Today it is stray dogs. Tomorrow it becomes easier to look away from suffering elsewhere too. Compassion cannot be selective.
Spiritual traditions across every faith teach mercy toward animals and place compassion at the heart of moral life. In Islam, this is especially explicit: there are well-known sayings and teachings in which an individual is forgiven by God for giving water to a thirsty dog, and others where kindness toward animals is described as an act of deep spiritual worth.
These are not symbolic gestures…they are reminders of a basic ethic of mercy.
What then do we call this deliberate brutality?
The answer cannot continue to be bullets, poison and dumpsters.
To understand the scale and texture of this cruelty, one does not need to look far.
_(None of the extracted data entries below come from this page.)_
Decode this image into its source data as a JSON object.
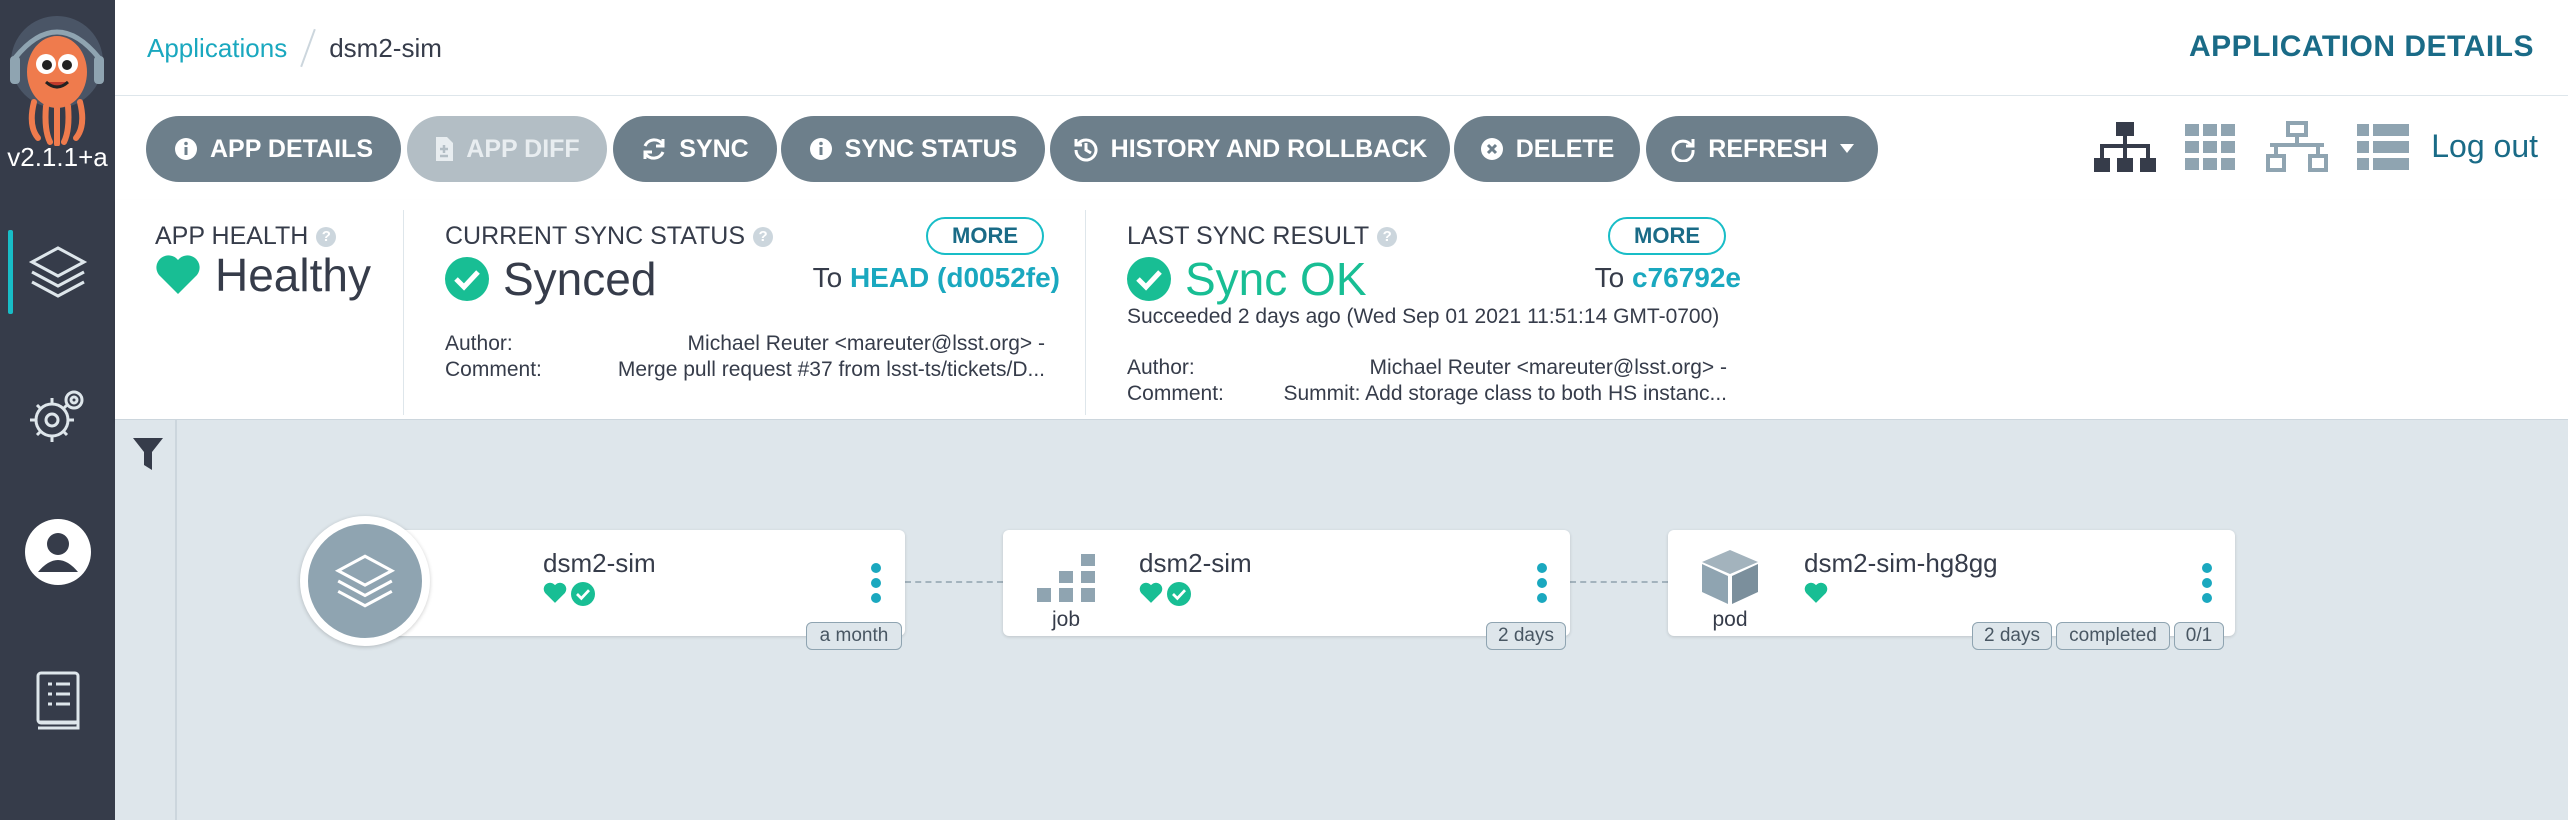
{
  "app": {
    "version": "v2.1.1+a"
  },
  "breadcrumb": {
    "parent": "Applications",
    "current": "dsm2-sim"
  },
  "header": {
    "title": "APPLICATION DETAILS"
  },
  "toolbar": {
    "app_details": "APP DETAILS",
    "app_diff": "APP DIFF",
    "sync": "SYNC",
    "sync_status": "SYNC STATUS",
    "history": "HISTORY AND ROLLBACK",
    "delete": "DELETE",
    "refresh": "REFRESH",
    "logout": "Log out"
  },
  "health": {
    "title": "APP HEALTH",
    "value": "Healthy"
  },
  "sync_status": {
    "title": "CURRENT SYNC STATUS",
    "more": "MORE",
    "value": "Synced",
    "to_prefix": "To",
    "to_ref": "HEAD (d0052fe)",
    "author_label": "Author:",
    "author": "Michael Reuter <mareuter@lsst.org> -",
    "comment_label": "Comment:",
    "comment": "Merge pull request #37 from lsst-ts/tickets/D..."
  },
  "last_sync": {
    "title": "LAST SYNC RESULT",
    "more": "MORE",
    "value": "Sync OK",
    "to_prefix": "To",
    "to_ref": "c76792e",
    "succeeded": "Succeeded 2 days ago (Wed Sep 01 2021 11:51:14 GMT-0700)",
    "author_label": "Author:",
    "author": "Michael Reuter <mareuter@lsst.org> -",
    "comment_label": "Comment:",
    "comment": "Summit: Add storage class to both HS instanc..."
  },
  "graph": {
    "nodes": [
      {
        "name": "dsm2-sim",
        "kind": "",
        "tags": [
          "a month"
        ]
      },
      {
        "name": "dsm2-sim",
        "kind": "job",
        "tags": [
          "2 days"
        ]
      },
      {
        "name": "dsm2-sim-hg8gg",
        "kind": "pod",
        "tags": [
          "2 days",
          "completed",
          "0/1"
        ]
      }
    ]
  },
  "colors": {
    "healthy": "#18be94",
    "accent": "#1aa8bf",
    "sidebar": "#363c4a",
    "button": "#6d7f8b"
  }
}
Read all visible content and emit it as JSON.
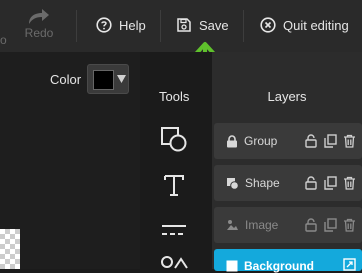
{
  "toolbar": {
    "undo_tail": "o",
    "redo_label": "Redo",
    "help_label": "Help",
    "save_label": "Save",
    "quit_label": "Quit editing"
  },
  "color": {
    "label": "Color",
    "value": "#000000"
  },
  "tools": {
    "title": "Tools",
    "items": [
      "shape-tool-icon",
      "text-tool-icon",
      "line-tool-icon",
      "more-shapes-icon"
    ]
  },
  "layers": {
    "title": "Layers",
    "items": [
      {
        "label": "Group",
        "icon": "lock-icon",
        "state": "normal"
      },
      {
        "label": "Shape",
        "icon": "shape-icon",
        "state": "normal"
      },
      {
        "label": "Image",
        "icon": "image-icon",
        "state": "dim"
      },
      {
        "label": "Background",
        "icon": "square-icon",
        "state": "selected"
      }
    ]
  },
  "colors": {
    "accent_arrow": "#5fc12c",
    "selected_layer": "#14a9dc"
  }
}
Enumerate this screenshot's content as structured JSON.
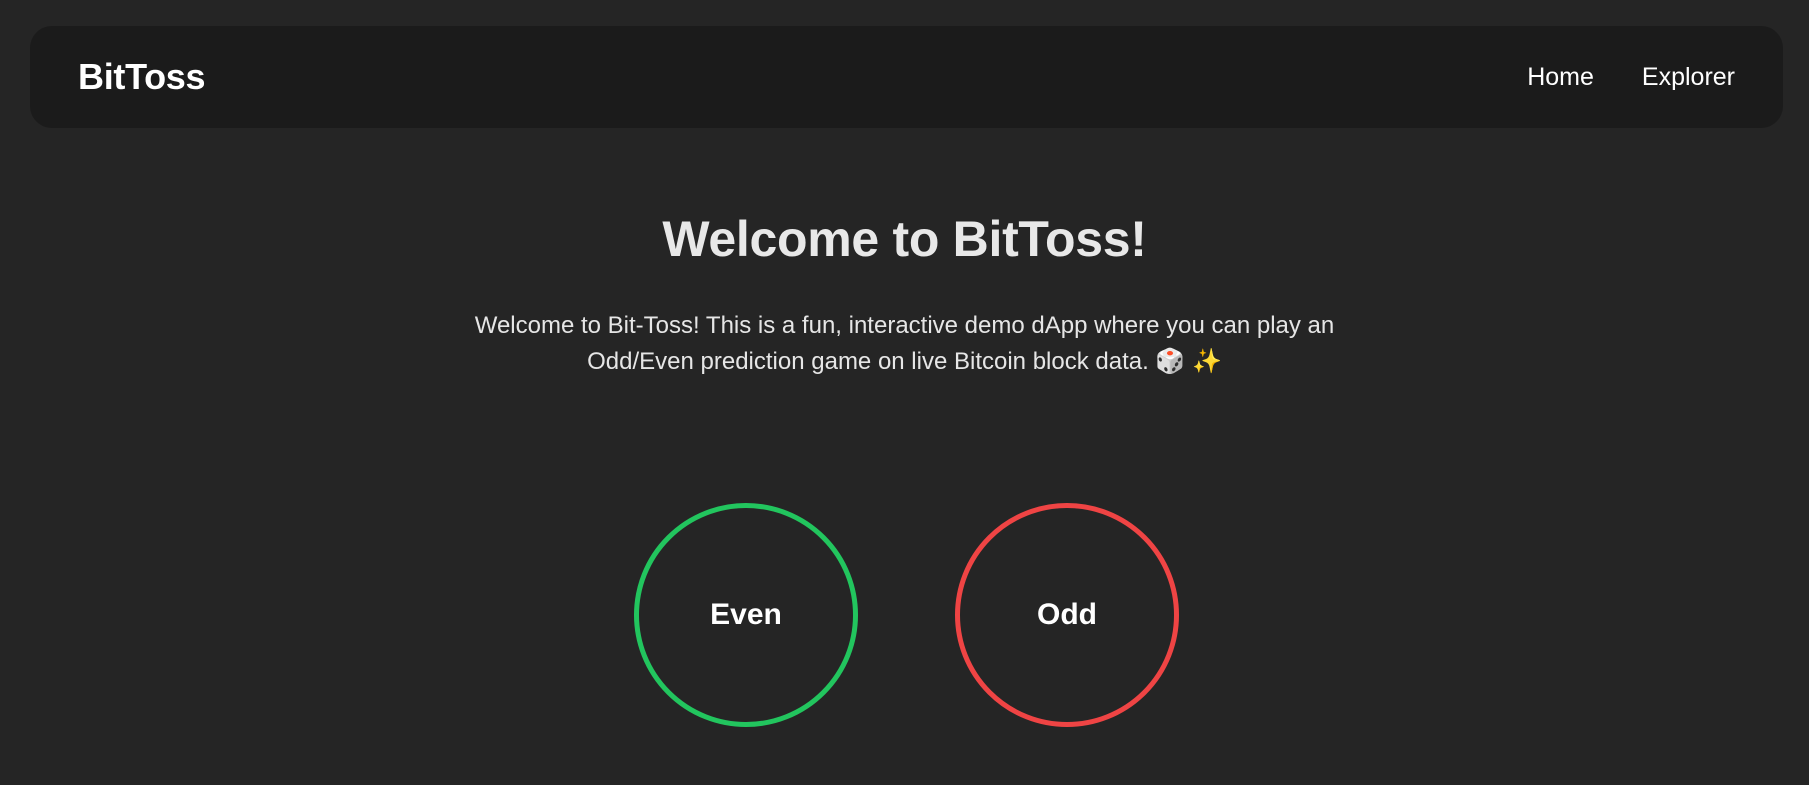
{
  "navbar": {
    "brand": "BitToss",
    "links": [
      {
        "label": "Home"
      },
      {
        "label": "Explorer"
      }
    ]
  },
  "hero": {
    "title": "Welcome to BitToss!",
    "description": "Welcome to Bit-Toss! This is a fun, interactive demo dApp where you can play an Odd/Even prediction game on live Bitcoin block data. 🎲 ✨"
  },
  "choices": {
    "even": {
      "label": "Even",
      "color": "#22c55e"
    },
    "odd": {
      "label": "Odd",
      "color": "#ef4444"
    }
  },
  "colors": {
    "background": "#252525",
    "navbar": "#1b1b1b",
    "text": "#e6e6e6"
  }
}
A snapshot exists in plain sight across social media pages run by rescue organisations such as the Ayesha Chundrigar Foundation, Todd’s Welfare Society, and Lucky Animal Protection Shelter (LAPS) in Peshawar, among others.
Their feeds document the daily reality behind the statistics: dogs pulled from streets with open wounds, litters abandoned in plastic bags, animals hit by vehicles and left untreated, and beizaban survivors clinging to life after violence or neglect. These are not rare tragedies – they are routine. In many communities, stray dogs are still widely labelled as “paleet,” treated as impure, unwanted, disposable. That belief becomes permission, permission to chase, beat, poison, or erase. And so the line between institutional action and societal complicity begins to blur.
The blood is not only on policy; it is on collective indifference, on everyday acceptance, on silence that allows cruelty to repeat itself in cycles.
The answer must be investment in TNVR programmes. Vaccination drives. Public education. Waste management reform. Partnerships with animal welfare organisations and animal activists. Proper shelters. Accountability. Humane euthanasia only in genuinely necessary medical cases. Not open season on living creatures.
Because the measure of a nation is not how loudly it claims morality. It is how much mercy it shows when no one is watching.